Wednesday, 2 November 2011

Things seem to be taking shape as far as work is concerned. The Othopedic want me 3 days a week (Monday Tuesday and Friday) until.......well for some time. I recon its good until this time next year. They will also let me drop back to my ten am start. So I will be doing a basic 18 hours a week. for them. They know Little Aston is important to me and as long as they know in advance when they have booked me - they accept that I am not 100% available to them. Since the only days LA have so far booked me is Thursdays so far it all fits together rather well.

Also on the work front 2 possible hypnotherapy clients have turned into 2 definite bookings, and I have a possible reiki client that I hope to sort out tomorrow.

What is NOT happening so far is any work on my portfolio. I am so tired when I gey home from work I can't get motivated. But I now have days with NO work - so I can still get it done by the end of the year.

As for my other goal. Oh dear all I can say is my eating pattern and food choices have been unbelievably bad. I feel totally adrift. I know what I should be doing - but can't do it. I have realised I still have a large dose of dislike for myself that is stopping me. Is this linked to the angst I was feeling over last weekend? Maybe. But I need to love myself , and love this body, to be able to adopt healthy eating and drinking patterns.

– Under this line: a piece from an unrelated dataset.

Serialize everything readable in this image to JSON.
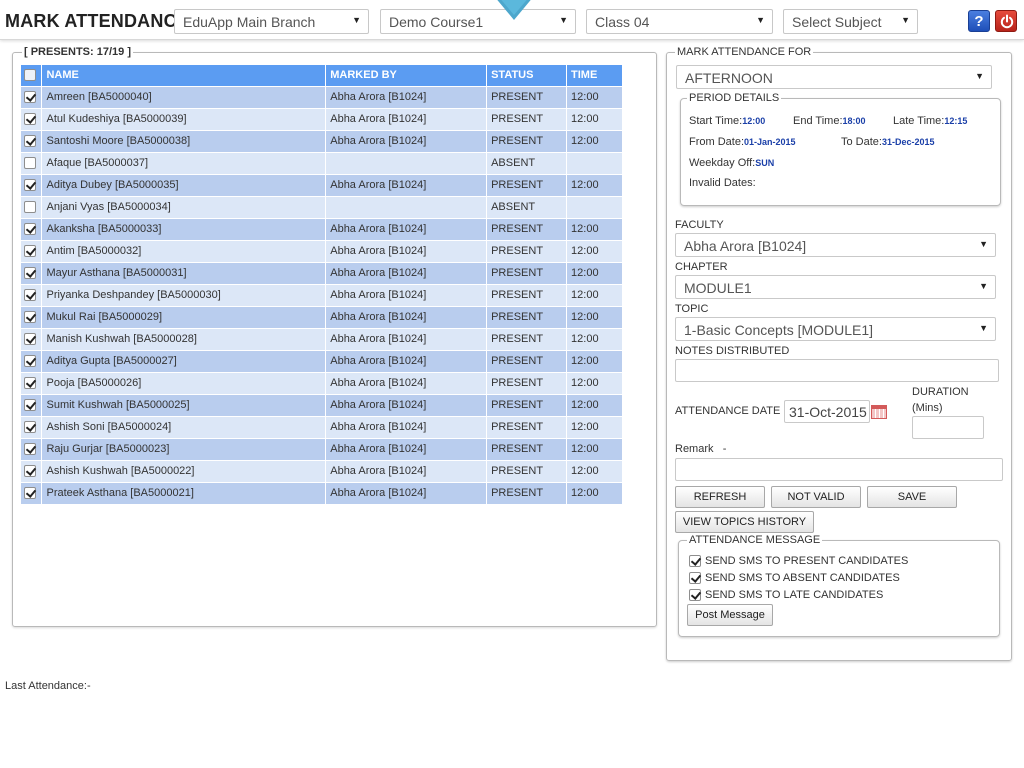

After a bad nights sleep I am VERY tired this morning - but looking forward to my day at the hospice. However it is tinged with sadness because Stephen dies on Monday - and he was on my list reiki patients today. I was so touched that Marie let me know - not long after she herself had found out.

I can't face the wii fit this morning - but I will use it when I get home. Today will be my 1000th day on it! Thats a landmark I can't miss!